Si Van Morrison a plusieurs personnalités musicales, celui qui s'est pointé à la salle Wilfrid-Pelletier hier soir était plutôt du genre introspectif. On a reconnu l'artiste unique né à Belfast dans une famille de souche écossaise qui nous a donné au fil des décennies quantité d'albums aux longues et belles méditations faisant écho à ses intérêts spirituels, poétiques et musicaux. Rien à voir, ou si peu, avec celui, plus dynamique, plus ludique, plus rieur et presque volubile (oui, oui, je vous jure!) que j'ai vu à New York en février dernier et qui prenait un plaisir manifeste à jouer avec ses musiciens.

Pourtant, le noyau du concert était le même: l'album Astral Weeks, un disque visionnaire et audacieux, passé presque inaperçu à sa sortie en 1968 et considéré depuis comme l'une des grandes oeuvres de l'histoire du rock. Un disque de petites vignettes en forme de mantras sur lesquelles la voix chaude de Morrison s'amuse à improviser. Mais alors que le concert new-yorkais comprenait une première partie de 14 chansons parmi lesquelles certains des plus grands succès de Van the Man (Domino, Moondance, Wild Night, Jackie Wilson Said, And It Stoned Me, Listen To The Lion et j'en passe) et durait plus de deux heures, celui d'hier, joué d'un trait et pas mal plus court, boudait les chansons les plus connues, sauf Brown-Eyed Girl servie à la va-vite après cinq minutes de spectacle.

Van Morrison s'est toujours laissé guider par son intuition, par ses humeurs. Hier, il a véritablement construit sa soirée avec des pièces dans la continuité de celles d'Astral Weeks, privilégiant les hymnes et les chansons aux considérations métaphysiques de son répertoire, moins populaires. Pour l'unité de ton, c'était impeccable. Fair Play et The Mystery, jouées l'une à la suite de l'autre, étaient de la trempe des longues transes musicales dont Morrison a le secret, et dans lesquelles il nous entraîne, sa voix unique nous guidant dans les montées comme dans les descentes.

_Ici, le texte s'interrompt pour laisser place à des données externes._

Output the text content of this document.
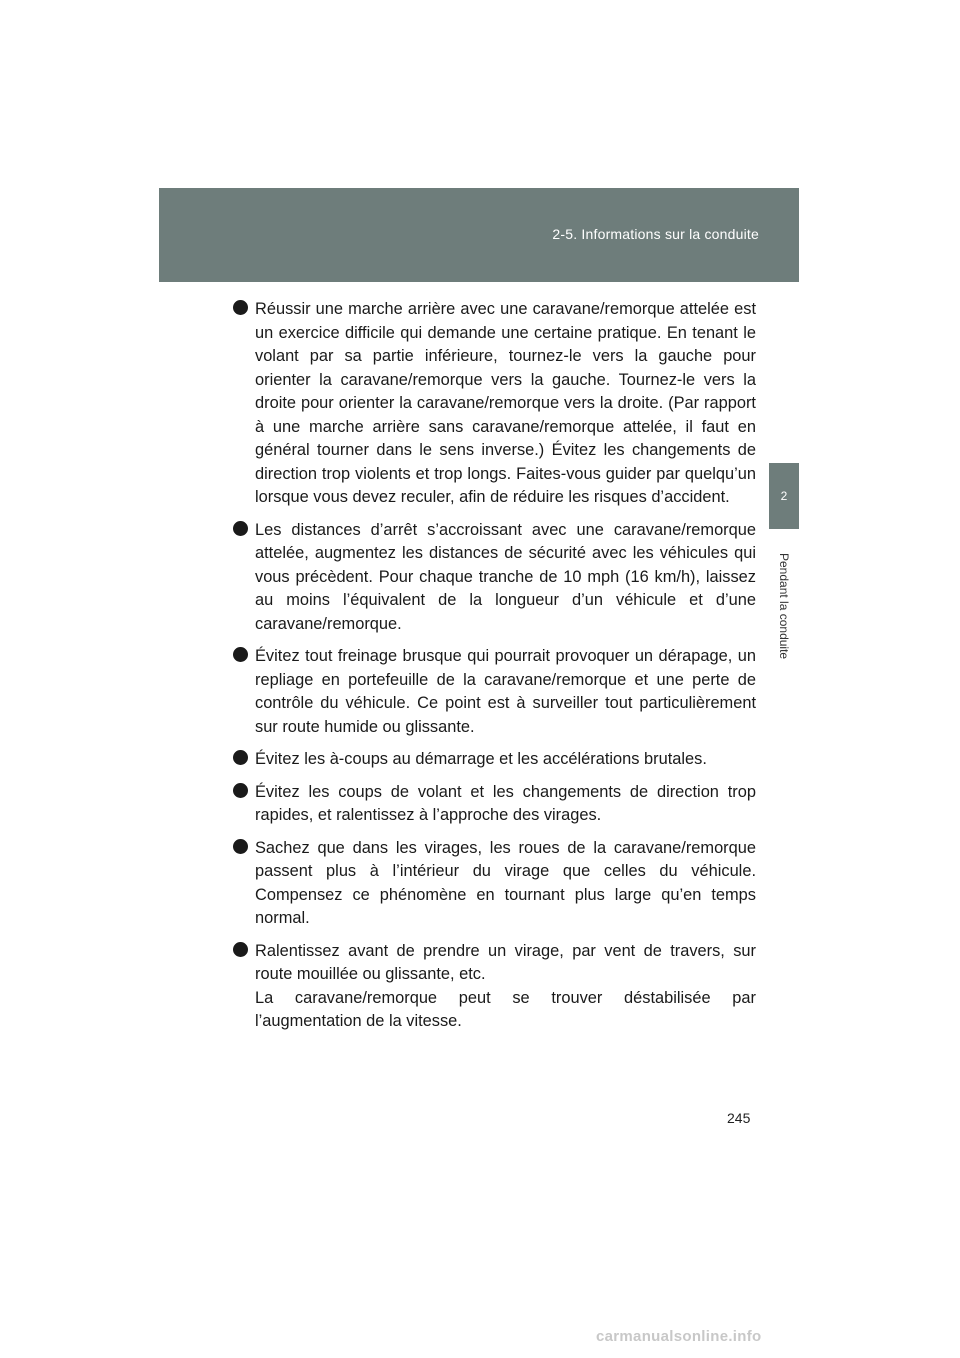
2-5. Informations sur la conduite
2
Pendant la conduite
Réussir une marche arrière avec une caravane/remorque attelée est un exercice difficile qui demande une certaine pratique. En tenant le volant par sa partie inférieure, tournez-le vers la gauche pour orienter la caravane/remorque vers la gauche. Tournez-le vers la droite pour orienter la caravane/remorque vers la droite. (Par rapport à une marche arrière sans caravane/remorque attelée, il faut en général tourner dans le sens inverse.) Évitez les changements de direction trop violents et trop longs. Faites-vous guider par quelqu’un lorsque vous devez reculer, afin de réduire les risques d’accident.
Les distances d’arrêt s’accroissant avec une caravane/remorque attelée, augmentez les distances de sécurité avec les véhicules qui vous précèdent. Pour chaque tranche de 10 mph (16 km/h), laissez au moins l’équivalent de la longueur d’un véhicule et d’une caravane/remorque.
Évitez tout freinage brusque qui pourrait provoquer un dérapage, un repliage en portefeuille de la caravane/remorque et une perte de contrôle du véhicule. Ce point est à surveiller tout particulièrement sur route humide ou glissante.
Évitez les à-coups au démarrage et les accélérations brutales.
Évitez les coups de volant et les changements de direction trop rapides, et ralentissez à l’approche des virages.
Sachez que dans les virages, les roues de la caravane/remorque passent plus à l’intérieur du virage que celles du véhicule. Compensez ce phénomène en tournant plus large qu’en temps normal.
Ralentissez avant de prendre un virage, par vent de travers, sur route mouillée ou glissante, etc.
La caravane/remorque peut se trouver déstabilisée par l’augmentation de la vitesse.
245
carmanualsonline.info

Après six chansons seulement, Morrison et ses neuf musiciens - il en avait davantage en début de tournée - ont tout de suite plongé dans Astral Weeks. C'était beau, évidemment, intense par moments, mais moins dynamique, moins inspiré, moins convaincant que ce que nous ont donné à entendre le CD et le DVD du concert enregistré au Hollywood Bowl, l'an dernier.

Après Madame George, la dernière chanson de l'album culte, plutôt que de nous servir le rock de Gloria et Mystic Eyes en rappel, Morrison est resté sur scène et n'a pas dérogé de son plan de match. Il nous a d'abord servi And The Healing Has Begun, puis a décidé au dernier moment de conclure sur On Hyndford Street, sorte de méditation sur ses souvenirs de jeunesse, plus récitée que chantée, sur une musique atmosphérique.

Ainsi prenait fin, après 100 minutes, un concert de Van Morrison pas tout à fait comme les autres. Fort beau, mais pas transcendant.